ENTRYPOINT ["tls-server"]
The first stage downloads dependencies and compiles a statically-linked binary with CGO_ENABLED=0. The second stage copies only the compiled binary and the CA certificate bundle into a clean Alpine image, keeping the final image small and free of build tooling.
The binary inside the container is named tls-server and is installed at /usr/local/bin/tls-server. The container’s ENTRYPOINT invokes it directly, so there is no shell wrapper between the process supervisor and the Go binary.

Running the container

The service reads all configuration from environment variables. Pass them with one or more -e flags, or point to an env file with --env-file:
# Podman — inline environment variables
podman run -d \
  --name dns-handling \
  -p 8080:8080 \
  -e DATABASE_URL=file:./tls.db \
  -e ACME_EMAIL=you@example.com \
  -e ACME_DIRECTORY=https://acme-staging-v02.api.letsencrypt.org/directory \
  -e SERVER_ADDR=:8080 \
  -e LOG_LEVEL=info \
  dns-handling:latest

# Docker — env file
docker run -d \
  --name dns-handling \
  -p 8080:8080 \
  --env-file .env \
  dns-handling:latest
The container exposes port 8080. Map it to any host port you need with -p <host-port>:8080.

Environment variables reference

All variables are optional — the values below are the compiled-in defaults. Override only what differs in your environment.
VariableDefaultDescription
DATABASE_URLfile:./tls.dbLibSQL connection string. Use a file path for local dev or a Turso remote URL for production.
ACME_EMAILadmin@example.comEmail registered with the ACME provider; used for expiry notifications.
ACME_DIRECTORYhttps://acme-staging-v02.api.letsencrypt.org/directoryACME directory endpoint. Change to the production URL when ready.
SERVER_ADDR:8080host:port the HTTP server binds to.
LOG_LEVELinfoSet to debug for verbose development logging.
For production deployments, set DATABASE_URL to a Turso remote URL (e.g. libsql://your-db.turso.io?authToken=...). This gives you durable, replicated storage without managing a database server. The file-based default (file:./tls.db) is convenient for local development but is ephemeral inside a container unless you mount a persistent volume.

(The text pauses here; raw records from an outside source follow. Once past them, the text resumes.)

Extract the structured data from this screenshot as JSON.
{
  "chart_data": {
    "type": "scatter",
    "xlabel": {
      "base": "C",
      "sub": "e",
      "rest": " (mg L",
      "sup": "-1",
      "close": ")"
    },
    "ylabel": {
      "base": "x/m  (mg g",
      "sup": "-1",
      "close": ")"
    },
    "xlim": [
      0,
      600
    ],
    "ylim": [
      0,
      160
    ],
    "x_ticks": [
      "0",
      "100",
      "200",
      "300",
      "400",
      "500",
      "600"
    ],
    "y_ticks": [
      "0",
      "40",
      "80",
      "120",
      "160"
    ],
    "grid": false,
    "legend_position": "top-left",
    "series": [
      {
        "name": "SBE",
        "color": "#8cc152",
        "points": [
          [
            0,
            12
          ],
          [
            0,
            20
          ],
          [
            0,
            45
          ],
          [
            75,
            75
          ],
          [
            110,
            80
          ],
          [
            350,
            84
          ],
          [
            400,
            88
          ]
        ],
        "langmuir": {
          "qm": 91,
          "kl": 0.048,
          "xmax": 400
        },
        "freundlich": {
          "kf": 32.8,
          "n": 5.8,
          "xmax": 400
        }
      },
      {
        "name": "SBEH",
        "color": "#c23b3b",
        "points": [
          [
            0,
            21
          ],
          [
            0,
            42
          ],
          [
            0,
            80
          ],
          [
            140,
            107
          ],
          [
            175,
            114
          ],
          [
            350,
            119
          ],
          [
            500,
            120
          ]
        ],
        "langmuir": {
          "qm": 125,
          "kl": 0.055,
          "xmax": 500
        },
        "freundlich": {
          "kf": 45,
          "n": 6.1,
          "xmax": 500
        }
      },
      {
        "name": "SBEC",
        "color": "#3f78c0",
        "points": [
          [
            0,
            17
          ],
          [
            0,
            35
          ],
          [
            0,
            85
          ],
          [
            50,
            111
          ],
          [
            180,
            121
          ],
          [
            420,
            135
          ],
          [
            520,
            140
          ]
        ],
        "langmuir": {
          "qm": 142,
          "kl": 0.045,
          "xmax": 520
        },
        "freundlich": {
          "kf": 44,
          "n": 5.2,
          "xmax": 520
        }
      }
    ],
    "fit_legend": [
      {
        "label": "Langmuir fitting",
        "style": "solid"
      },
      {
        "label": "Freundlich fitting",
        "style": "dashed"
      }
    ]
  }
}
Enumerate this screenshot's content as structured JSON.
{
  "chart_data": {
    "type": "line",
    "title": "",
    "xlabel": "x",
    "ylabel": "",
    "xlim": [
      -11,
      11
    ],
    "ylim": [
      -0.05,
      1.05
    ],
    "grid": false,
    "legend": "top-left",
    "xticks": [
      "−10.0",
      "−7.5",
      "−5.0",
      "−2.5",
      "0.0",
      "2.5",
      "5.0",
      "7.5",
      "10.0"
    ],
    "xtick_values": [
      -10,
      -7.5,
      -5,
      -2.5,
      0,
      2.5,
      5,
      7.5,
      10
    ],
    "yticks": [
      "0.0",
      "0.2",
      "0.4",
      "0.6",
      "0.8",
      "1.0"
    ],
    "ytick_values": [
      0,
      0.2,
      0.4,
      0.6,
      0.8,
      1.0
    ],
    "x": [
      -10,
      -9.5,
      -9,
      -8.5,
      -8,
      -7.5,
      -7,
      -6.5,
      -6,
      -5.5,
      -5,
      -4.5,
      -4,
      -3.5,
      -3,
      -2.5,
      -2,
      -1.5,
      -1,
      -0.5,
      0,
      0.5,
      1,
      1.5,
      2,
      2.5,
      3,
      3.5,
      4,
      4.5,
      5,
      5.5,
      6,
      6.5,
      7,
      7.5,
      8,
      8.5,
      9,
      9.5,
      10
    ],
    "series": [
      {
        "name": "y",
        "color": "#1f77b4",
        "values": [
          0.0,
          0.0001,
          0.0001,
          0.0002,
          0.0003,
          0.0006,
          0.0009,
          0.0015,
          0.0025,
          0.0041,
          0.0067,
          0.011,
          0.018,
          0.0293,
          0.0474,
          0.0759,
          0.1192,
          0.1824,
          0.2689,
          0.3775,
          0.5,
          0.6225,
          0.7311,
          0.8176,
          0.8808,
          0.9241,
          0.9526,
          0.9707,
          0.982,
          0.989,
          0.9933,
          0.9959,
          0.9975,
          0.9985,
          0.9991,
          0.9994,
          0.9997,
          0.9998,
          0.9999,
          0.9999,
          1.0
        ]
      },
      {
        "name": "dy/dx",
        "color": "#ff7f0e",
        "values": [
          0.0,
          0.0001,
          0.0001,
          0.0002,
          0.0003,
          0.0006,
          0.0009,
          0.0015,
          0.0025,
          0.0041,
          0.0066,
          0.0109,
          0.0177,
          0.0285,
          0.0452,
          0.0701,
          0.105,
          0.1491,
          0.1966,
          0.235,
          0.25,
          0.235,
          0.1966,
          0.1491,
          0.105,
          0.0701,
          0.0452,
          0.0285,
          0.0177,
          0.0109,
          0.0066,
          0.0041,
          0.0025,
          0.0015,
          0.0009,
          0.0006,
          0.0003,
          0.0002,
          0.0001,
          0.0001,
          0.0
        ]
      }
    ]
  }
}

GitHub Actions CI: build and push to GHCR

The repository includes .github/workflows/build.yaml, which runs on every push and on manual dispatch. It builds the image with Buildah, logs in to the GitHub Container Registry, and pushes to:
ghcr.io/plutoploy/dns-handling
The image is tagged with three values simultaneously: latest, the full commit SHA (github.sha), and the branch or tag name (github.ref_name). After the push, the workflow generates a signed build-provenance attestation via actions/attest-build-provenance, which allows consumers to verify the image was built from a specific commit in the repository. To pull the latest image from GHCR:
podman pull ghcr.io/plutoploy/dns-handling:latest

# or pin to a specific commit SHA for reproducible deployments
podman pull ghcr.io/plutoploy/dns-handling:<commit-sha>

Health check and readiness

The service does not expose a dedicated health endpoint. Instead, treat the structured log line below as the readiness signal — it is emitted by the server goroutine immediately before it begins accepting connections:
{"level":"info","msg":"listening","addr":":8080"}
In container orchestration environments (Kubernetes, Nomad, Fly.io) you can configure a TCP probe against port 8080, or scrape the logs and gate downstream traffic on the presence of the "listening" message. On shutdown (SIGINT or SIGTERM), the service emits "shutting down...", drains in-flight requests with a 30-second grace period, and then logs "stopped" before the process exits.